Limits to reproduction and seed size-number trade-offs that shape forest dominance and future recovery

Abstract

The relationships that control seed production in trees are fundamental to understanding the evolution of forest species and their capacity to recover from increasing losses to drought, fire, and harvest. A synthesis of fecundity data from 714 species worldwide allowed us to examine hypotheses that are central to quantifying reproduction, a foundation for assessing fitness in forest trees. Four major findings emerged. First, seed production is not constrained by a strict trade-off between seed size and numbers. Instead, seed numbers vary over ten orders of magnitude, with species that invest in large seeds producing more seeds than expected from the 1:1 trade-off. Second, gymnosperms have lower seed production than angiosperms, potentially due to their extra investments in protective woody cones. Third, nutrient-demanding species, indicated by high foliar phosphorus concentrations, have low seed production. Finally, sensitivity of individual species to soil fertility varies widely, limiting the response of community seed production to fertility gradients. In combination, these findings can inform models of forest response that need to incorporate reproductive potential.

Fig. 1. Seed production quantifies forest regeneration potential.

Regeneration of forests devastated by multi-year drought and fire depend on a vastly diminished seed supply. a Seed production is limited to unburned landscape fragments in the Sierra Nevada mixed conifer zone following 2020 burns at a Masting Inference and Forecasting network (MASTIF) and National Ecological Observatory Network (NEON) site (Shaver Lake, CA). b Total reproduction includes not only seeds, but also defenses, including wood, spines, and resin flow in conifer cones; examples from the heavily burned Sierra Nevada and Coast ranges include Calocedrus decurrens, Pinus albicaulis, P. contorta, P. coulteri, P. flexilis, P. lambertiana, P. monophylla, P. monticola, P. ponderosa, P. radiata, P. sabiniana, Pseudotsuga menzesii, Sequoiadendron giganteum, and Tsuga mertensiana. Mass fractions for seeds to seeds plus cones ranges from 3% for P. radiata, P. contorta, P. coulteri, and P. sabiniana to 61% for C. decurrens. The largest cone in b (Pinus lambertiana) is 46 cm. Photo credits: James S. Clark and Jordan Luongo.

Fig. 2. seed size-number trade-offs and species seed production.

a Species seed production (SSP, g seed per m² tree basal area) is not constrained by the strict size-number trade-off (dashed line with a slope of zero). Instead, it varies over ten orders of magnitude and has a positive correlation with seed mass across 714 tree species (${\log }_{10}$SSP $=4.29+0.546\cdot {\log }_{10}m$, R² = 0.189, p < 10⁻¹⁵, n = 714). b SSP exhibits phylogenetic coherence for 482 species having phylogeny data (68% of species). Brown and green text highlight species that produce coniferous cones and fleshy fruits, respectively. The phylogenetic signal is estimated using Pagel's λ = 0.60 (p < 10⁻⁹, n = 482).

Fig. 3. Effects of foliar nutrients on seed production.

Effects of foliar nitrogen (N) and phosphorus (P) on SSP (g seed per m² tree basal area) from the model in Supplementary Table 1 plotted for the broadleaf deciduous leaf habit (other leaf types exhibit same patterns). The convex hull for the surface is restricted to the data coverage. Symbols indicate leaf habit, including broadleaf deciduous (BD), broadleaf evergreen (BE), needleleaf evergreen (NE), and scalelike evergreen (SE).

Fig. 4. Effects of soil fertility on seed production.

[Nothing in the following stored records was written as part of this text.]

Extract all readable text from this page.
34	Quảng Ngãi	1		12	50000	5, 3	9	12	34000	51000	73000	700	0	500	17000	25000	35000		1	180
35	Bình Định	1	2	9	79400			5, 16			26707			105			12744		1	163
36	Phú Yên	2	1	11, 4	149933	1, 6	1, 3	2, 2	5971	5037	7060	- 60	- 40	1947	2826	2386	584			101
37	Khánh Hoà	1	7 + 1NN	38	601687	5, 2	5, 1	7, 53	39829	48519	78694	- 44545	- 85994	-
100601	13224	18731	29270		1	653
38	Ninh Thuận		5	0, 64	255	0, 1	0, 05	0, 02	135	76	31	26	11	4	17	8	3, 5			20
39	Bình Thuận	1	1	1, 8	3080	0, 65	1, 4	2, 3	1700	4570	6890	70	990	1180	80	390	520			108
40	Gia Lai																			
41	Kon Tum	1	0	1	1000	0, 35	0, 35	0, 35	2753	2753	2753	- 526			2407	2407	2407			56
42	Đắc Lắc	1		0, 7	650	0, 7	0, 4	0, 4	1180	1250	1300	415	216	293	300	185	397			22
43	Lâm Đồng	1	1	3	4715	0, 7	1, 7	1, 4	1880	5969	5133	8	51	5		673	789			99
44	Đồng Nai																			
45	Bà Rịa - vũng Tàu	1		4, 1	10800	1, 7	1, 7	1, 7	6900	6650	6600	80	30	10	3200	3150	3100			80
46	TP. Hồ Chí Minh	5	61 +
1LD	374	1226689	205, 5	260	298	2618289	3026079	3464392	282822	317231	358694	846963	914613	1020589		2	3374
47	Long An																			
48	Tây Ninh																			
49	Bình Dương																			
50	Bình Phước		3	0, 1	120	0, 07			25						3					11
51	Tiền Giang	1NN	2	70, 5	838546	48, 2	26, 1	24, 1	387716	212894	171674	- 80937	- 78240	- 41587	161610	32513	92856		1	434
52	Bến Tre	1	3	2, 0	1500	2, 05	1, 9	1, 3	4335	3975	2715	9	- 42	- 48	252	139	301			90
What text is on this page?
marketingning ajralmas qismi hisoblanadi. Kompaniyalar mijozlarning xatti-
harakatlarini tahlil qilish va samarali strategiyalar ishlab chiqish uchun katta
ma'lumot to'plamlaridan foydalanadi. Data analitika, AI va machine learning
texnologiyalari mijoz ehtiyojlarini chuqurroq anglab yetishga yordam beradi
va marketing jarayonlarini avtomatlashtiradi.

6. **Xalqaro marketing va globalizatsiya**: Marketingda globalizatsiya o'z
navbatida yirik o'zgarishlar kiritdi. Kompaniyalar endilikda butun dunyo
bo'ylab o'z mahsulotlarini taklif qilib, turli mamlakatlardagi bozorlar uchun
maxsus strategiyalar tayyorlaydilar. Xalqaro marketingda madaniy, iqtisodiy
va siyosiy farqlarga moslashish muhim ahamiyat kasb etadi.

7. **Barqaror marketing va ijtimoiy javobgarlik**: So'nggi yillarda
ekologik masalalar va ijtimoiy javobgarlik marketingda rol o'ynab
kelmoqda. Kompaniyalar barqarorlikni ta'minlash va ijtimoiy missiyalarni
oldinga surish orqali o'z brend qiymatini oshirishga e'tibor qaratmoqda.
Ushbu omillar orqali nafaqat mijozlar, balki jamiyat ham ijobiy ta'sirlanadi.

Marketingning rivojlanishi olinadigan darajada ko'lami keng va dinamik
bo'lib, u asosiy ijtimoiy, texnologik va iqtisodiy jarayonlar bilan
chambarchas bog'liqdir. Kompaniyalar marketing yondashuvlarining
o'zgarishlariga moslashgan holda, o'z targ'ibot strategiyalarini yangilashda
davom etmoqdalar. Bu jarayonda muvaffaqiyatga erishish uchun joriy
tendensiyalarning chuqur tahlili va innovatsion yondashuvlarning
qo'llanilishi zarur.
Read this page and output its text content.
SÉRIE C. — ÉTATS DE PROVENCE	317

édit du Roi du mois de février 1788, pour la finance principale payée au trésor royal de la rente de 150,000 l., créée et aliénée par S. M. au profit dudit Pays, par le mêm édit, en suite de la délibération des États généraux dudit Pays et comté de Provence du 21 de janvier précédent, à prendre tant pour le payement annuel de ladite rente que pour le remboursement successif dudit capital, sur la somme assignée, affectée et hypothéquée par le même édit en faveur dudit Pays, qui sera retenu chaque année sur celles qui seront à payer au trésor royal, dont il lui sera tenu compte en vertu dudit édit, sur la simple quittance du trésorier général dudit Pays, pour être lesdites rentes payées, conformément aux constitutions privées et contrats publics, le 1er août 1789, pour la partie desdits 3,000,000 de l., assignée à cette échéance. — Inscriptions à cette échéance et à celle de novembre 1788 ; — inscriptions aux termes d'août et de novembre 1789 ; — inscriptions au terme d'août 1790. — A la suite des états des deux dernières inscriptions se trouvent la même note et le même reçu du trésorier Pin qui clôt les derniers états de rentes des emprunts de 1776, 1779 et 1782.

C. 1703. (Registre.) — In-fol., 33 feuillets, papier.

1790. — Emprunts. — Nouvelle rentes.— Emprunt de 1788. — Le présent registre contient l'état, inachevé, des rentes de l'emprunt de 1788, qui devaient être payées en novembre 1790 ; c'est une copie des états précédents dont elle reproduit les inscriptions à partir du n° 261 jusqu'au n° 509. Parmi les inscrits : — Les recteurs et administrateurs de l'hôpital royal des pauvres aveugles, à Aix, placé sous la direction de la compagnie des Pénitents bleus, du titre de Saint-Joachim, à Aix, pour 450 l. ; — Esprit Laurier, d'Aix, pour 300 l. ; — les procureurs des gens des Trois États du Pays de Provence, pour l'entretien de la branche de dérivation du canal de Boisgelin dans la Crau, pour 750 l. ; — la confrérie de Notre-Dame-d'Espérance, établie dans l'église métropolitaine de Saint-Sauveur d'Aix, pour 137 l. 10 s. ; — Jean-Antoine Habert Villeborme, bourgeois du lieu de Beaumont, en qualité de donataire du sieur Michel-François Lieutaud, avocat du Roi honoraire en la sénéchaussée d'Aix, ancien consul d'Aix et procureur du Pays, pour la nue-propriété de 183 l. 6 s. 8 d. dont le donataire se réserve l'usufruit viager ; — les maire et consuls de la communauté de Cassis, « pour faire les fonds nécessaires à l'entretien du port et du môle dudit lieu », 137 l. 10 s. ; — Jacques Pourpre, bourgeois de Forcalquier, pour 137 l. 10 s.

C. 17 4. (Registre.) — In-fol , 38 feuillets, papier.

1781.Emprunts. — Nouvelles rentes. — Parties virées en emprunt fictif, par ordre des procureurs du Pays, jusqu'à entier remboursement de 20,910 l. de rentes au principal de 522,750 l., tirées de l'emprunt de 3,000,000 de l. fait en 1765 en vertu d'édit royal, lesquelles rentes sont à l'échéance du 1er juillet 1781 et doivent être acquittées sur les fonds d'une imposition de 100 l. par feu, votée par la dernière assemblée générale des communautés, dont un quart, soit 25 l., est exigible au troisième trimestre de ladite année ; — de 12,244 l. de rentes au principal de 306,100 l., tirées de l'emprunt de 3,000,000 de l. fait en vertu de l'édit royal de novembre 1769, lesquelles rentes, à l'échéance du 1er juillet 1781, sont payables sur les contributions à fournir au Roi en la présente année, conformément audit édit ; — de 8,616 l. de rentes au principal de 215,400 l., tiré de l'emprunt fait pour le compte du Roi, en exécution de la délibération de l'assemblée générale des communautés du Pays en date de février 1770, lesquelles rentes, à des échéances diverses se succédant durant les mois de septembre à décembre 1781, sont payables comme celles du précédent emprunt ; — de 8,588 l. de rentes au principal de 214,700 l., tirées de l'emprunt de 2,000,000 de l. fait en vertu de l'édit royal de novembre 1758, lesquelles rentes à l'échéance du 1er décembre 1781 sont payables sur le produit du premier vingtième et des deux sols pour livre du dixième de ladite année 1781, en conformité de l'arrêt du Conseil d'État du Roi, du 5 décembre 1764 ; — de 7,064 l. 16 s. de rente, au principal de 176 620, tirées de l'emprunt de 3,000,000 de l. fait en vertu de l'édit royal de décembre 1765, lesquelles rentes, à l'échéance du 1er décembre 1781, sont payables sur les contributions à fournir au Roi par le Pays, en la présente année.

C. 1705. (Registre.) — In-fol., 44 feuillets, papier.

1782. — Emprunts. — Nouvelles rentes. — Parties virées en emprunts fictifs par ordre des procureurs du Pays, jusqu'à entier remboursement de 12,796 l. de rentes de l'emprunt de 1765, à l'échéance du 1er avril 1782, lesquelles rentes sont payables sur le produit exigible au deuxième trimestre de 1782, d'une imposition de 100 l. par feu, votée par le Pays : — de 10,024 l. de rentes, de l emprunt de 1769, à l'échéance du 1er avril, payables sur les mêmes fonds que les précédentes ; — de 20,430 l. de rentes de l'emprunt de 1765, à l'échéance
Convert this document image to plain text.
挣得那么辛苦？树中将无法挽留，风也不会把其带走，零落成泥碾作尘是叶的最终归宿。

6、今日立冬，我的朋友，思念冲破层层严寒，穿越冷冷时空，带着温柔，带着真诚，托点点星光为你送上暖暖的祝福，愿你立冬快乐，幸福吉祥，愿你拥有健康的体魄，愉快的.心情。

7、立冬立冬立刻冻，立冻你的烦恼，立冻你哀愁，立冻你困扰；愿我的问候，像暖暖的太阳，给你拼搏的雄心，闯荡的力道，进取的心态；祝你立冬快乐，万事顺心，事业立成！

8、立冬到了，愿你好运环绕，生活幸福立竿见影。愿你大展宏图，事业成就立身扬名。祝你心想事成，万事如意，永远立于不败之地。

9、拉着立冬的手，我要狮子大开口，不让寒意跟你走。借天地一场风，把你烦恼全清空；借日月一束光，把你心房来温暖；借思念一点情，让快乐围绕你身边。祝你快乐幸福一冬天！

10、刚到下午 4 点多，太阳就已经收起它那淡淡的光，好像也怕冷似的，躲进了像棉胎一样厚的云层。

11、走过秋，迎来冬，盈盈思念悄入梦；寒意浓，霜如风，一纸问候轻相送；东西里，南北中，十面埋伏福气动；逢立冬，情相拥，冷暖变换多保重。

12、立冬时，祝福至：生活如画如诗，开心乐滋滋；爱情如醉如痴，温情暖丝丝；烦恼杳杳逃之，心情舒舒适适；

Sensitivity of individual standardized production (ISP) to soil fertility based on within-species response to cation exchange capacity (β_cec). Text color follows Fig. 2. Red dashed line indicates the ancestry of gymnosperms. Percentages of species that respond negatively to CEC are labeled for species groups. The analysis includes 141 species that span a sufficient CEC range in the Masting Inference and Forecasting (MASTIF) network to estimate a robust effect. The phylogenetic signal, estimated for 129 species (91% of species) having phylogeny data, is highly significant (Pagel's λ = 0.87, p < 0.001, n = 129).

Fig. 5. The MASTIF model, summarized from Clark et al., includes three levels, observed responses (above), process, and parameters (part of the posterior distribution, middle), and predictors (below).

The data model for observed responses includes uncertainty that comes from seed dispersal (seed traps), the fraction of the crop that can be observed (crop counts), and detection of mature status. The process model describes change in maturation status ρ_i,t and, once mature, conditional fecundity ψ_i,t. Fitted coefficients for conditional fecundity β^ψ and maturation probability β^ρ describe how predictor variables in red affect maturation and fecundity. Error in the process model is absorbed by process error variance σ². Predictors are held in a design matrix x_i,t for conditional fecundity. Diameter d_i,t is the predictor for maturation status. Additional subscripts for location j and species s in the main texts are suppressed to reduce clutter.